When John Ashbery and I decided to collaborate on a musical work (for which we applied and received a composer-Librettist Grant from the National Endowment for the Arts) I studied various texts he wrote for this project and chose his poem Syringa. This attracted me because of its fascinating, distant, quiet treatment of a familiar, many-sided, affecting subject: Orpheus and the power of music. The idea of accompanying the singer of Ashbery's text with another singer whose part would express the subliminal background that might be evoked in the mind of a reader, very soon suggested itself. Indeed, lines near the poem's end: 'In whose tale are hidden syllables/ Of what happened so long before that' led to the idea that the second singer could have a text that reflects some of the sounds, ideas, and feelings of the Ashbery poem in 'hidden syllables'-the 'hidden syllables' of classical Greek, since the poem is about a classical myth.

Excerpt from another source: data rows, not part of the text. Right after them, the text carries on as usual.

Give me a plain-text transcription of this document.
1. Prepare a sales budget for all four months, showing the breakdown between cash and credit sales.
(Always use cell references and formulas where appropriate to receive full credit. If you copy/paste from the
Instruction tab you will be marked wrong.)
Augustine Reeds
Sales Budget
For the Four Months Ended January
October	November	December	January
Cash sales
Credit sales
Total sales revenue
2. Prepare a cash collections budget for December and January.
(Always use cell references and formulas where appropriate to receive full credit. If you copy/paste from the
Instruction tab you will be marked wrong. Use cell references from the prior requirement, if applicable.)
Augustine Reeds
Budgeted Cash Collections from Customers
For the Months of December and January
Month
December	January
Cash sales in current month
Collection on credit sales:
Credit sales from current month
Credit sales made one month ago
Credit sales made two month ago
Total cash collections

The well-known story of Orpheus as referred to in the Ashbery poem ends in a kind of apotheosis, so the entire work is set in the frame of the Orphic cult that grew up around the musician when, after his dismemberment, his head, still singing, floated across the Aegean Sea from Greece to Asia Minor, and its burial place became a shrine.
In this score, the mezzo-soprano sings the Ashbery text while the bass sings fragments of Greek texts chosen by me, starting with the Orphic creation story, including a few lines attributed by Plato to the actual poet, Orpheus. Then, breaking down on the word "immortal," the bass sings a lament for Eurydice. After the intervention of Apollo in the Ashbery poem, the bass presents settings of various lyric fragments from the sixth and fifth centuries B.C. by Mimnermus, Archilochus, Sappho, and Ibycus reflecting aspects of the modern poem. Later, while the mezzo is singing: 'But how late to be regretting,' the bass presents Plato's version of the story: The gods, when Orpheus came to Hades to rescue Eurydice, allowed him to be followed only by her ghost, not by the real person, "because, being a musician, he would not have the courage to die for love."

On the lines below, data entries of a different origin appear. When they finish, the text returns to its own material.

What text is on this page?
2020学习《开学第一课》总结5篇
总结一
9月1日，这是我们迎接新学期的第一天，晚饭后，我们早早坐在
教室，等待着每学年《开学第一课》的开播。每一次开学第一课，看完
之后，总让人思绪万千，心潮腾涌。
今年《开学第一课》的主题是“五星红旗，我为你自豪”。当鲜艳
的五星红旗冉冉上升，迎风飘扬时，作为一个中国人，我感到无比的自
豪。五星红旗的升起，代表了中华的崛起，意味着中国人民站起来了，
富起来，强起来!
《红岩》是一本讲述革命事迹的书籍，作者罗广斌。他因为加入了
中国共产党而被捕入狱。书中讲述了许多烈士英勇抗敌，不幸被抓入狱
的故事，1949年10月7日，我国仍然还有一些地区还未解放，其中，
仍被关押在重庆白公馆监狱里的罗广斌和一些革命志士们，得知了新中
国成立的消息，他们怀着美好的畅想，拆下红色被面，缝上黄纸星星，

The remaining Greek draws on Heraclitus about constant change, on the Homeric hymn about music, on a diatribe against Apollo (from Cassandra's madness in the Agamemnon, that puns on the god's name which also means "destroying" in Greek), and ends with a reference to the Orphic cult words soma, sema- body, sign (of the soul).

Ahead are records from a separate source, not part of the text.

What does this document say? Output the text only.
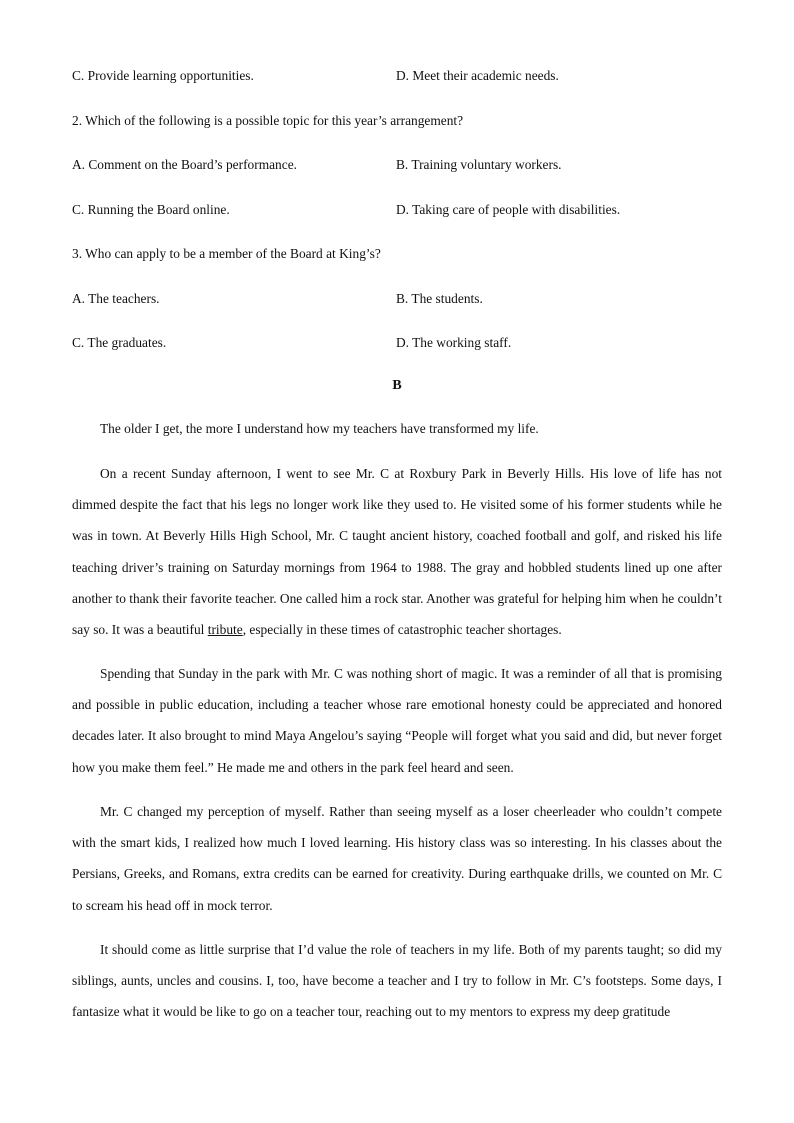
C. Provide learning opportunities.	D. Meet their academic needs.
2. Which of the following is a possible topic for this year’s arrangement?
A. Comment on the Board’s performance.	B. Training voluntary workers.
C. Running the Board online.	D. Taking care of people with disabilities.
3. Who can apply to be a member of the Board at King’s?
A. The teachers.	B. The students.
C. The graduates.	D. The working staff.
B

The older I get, the more I understand how my teachers have transformed my life.

On a recent Sunday afternoon, I went to see Mr. C at Roxbury Park in Beverly Hills. His love of life has not dimmed despite the fact that his legs no longer work like they used to. He visited some of his former students while he was in town. At Beverly Hills High School, Mr. C taught ancient history, coached football and golf, and risked his life teaching driver’s training on Saturday mornings from 1964 to 1988. The gray and hobbled students lined up one after another to thank their favorite teacher. One called him a rock star. Another was grateful for helping him when he couldn’t say so. It was a beautiful tribute, especially in these times of catastrophic teacher shortages.

Spending that Sunday in the park with Mr. C was nothing short of magic. It was a reminder of all that is promising and possible in public education, including a teacher whose rare emotional honesty could be appreciated and honored decades later. It also brought to mind Maya Angelou’s saying “People will forget what you said and did, but never forget how you make them feel.” He made me and others in the park feel heard and seen.

Mr. C changed my perception of myself. Rather than seeing myself as a loser cheerleader who couldn’t compete with the smart kids, I realized how much I loved learning. His history class was so interesting. In his classes about the Persians, Greeks, and Romans, extra credits can be earned for creativity. During earthquake drills, we counted on Mr. C to scream his head off in mock terror.

It should come as little surprise that I’d value the role of teachers in my life. Both of my parents taught; so did my siblings, aunts, uncles and cousins. I, too, have become a teacher and I try to follow in Mr. C’s footsteps. Some days, I fantasize what it would be like to go on a teacher tour, reaching out to my mentors to express my deep gratitude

The score, dedicated to Sir William and Lady Glock, is for mezzo-soprano and bass accompanied by guitar, alto flute, English horn, bass clarinet, bass trombone, piano, violin, viola, 'cello, contrabass, and percussion. It was first performed by Jan de Gaetani (mezzo-soprano) and Thomas Paul (bass) with Speculum Musicae conducted by Harvey Sollberger, at a concert celebrating my seventieth birthday at Tully Hall in New York City on December 10, 1978.